Friday, March 18, 2011

Govt Growth in 1920s

http://www.cato.org/pubs/journal/cj16n2-2.html
Were it not for the Great Depression, government growth would have been slower in the 1930s than it was, because there would have been no call to respond to a national economic crisis. But government was expanding its programs, its powers, and its budget during the 1920s in the relatively passive presidential administration of Calvin Coolidge, as a part of the trend of government growth that had begun with the Progressive era around the turn of the century. If the trends of the 1920s had continued, federal government growth would have been substantial with or without the Great Depression and with or without the New Deal. For Coolidge, being pro-business did not mean being anti-government (or anti-labor, or anti-agriculture), and Coolidge supported the expansion of government in almost every area, although not to the degree desired by some of his critics.

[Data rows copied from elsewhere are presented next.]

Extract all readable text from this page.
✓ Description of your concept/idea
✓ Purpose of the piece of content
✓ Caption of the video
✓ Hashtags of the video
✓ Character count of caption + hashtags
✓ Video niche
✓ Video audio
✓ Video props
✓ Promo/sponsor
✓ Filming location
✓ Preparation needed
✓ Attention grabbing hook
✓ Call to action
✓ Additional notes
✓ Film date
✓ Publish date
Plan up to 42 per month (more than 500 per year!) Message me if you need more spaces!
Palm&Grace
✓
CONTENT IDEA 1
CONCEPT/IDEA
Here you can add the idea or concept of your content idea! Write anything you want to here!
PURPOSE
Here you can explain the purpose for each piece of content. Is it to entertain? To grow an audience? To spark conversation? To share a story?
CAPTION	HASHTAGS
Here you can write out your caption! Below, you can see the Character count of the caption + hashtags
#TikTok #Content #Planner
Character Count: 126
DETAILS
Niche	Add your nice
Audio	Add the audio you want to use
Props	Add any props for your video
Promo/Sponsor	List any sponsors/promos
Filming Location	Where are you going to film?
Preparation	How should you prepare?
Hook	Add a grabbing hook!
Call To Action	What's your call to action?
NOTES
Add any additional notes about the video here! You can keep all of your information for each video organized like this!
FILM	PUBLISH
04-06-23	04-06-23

The point of this paper is to try to shed some light on the remarkable phenomenon of government growth in the 20th century that is illustrated in Figure 1. By looking at the decade before the New Deal, this paper shows that it was not the New Deal or the nation's response to the Great Depression that triggered the growth of the federal government. The seeds were sown in the Progressive era prior to World War I, and the 1920s served to reinforce those principles of government established during the Progressive era by continuing to expand the government's reach. The 1920s did not represent a plateau in government activity that was reversed by the New Deal; rather, the foundations for the New Deal were established by the increasing scope of federal government activity during the 1920s.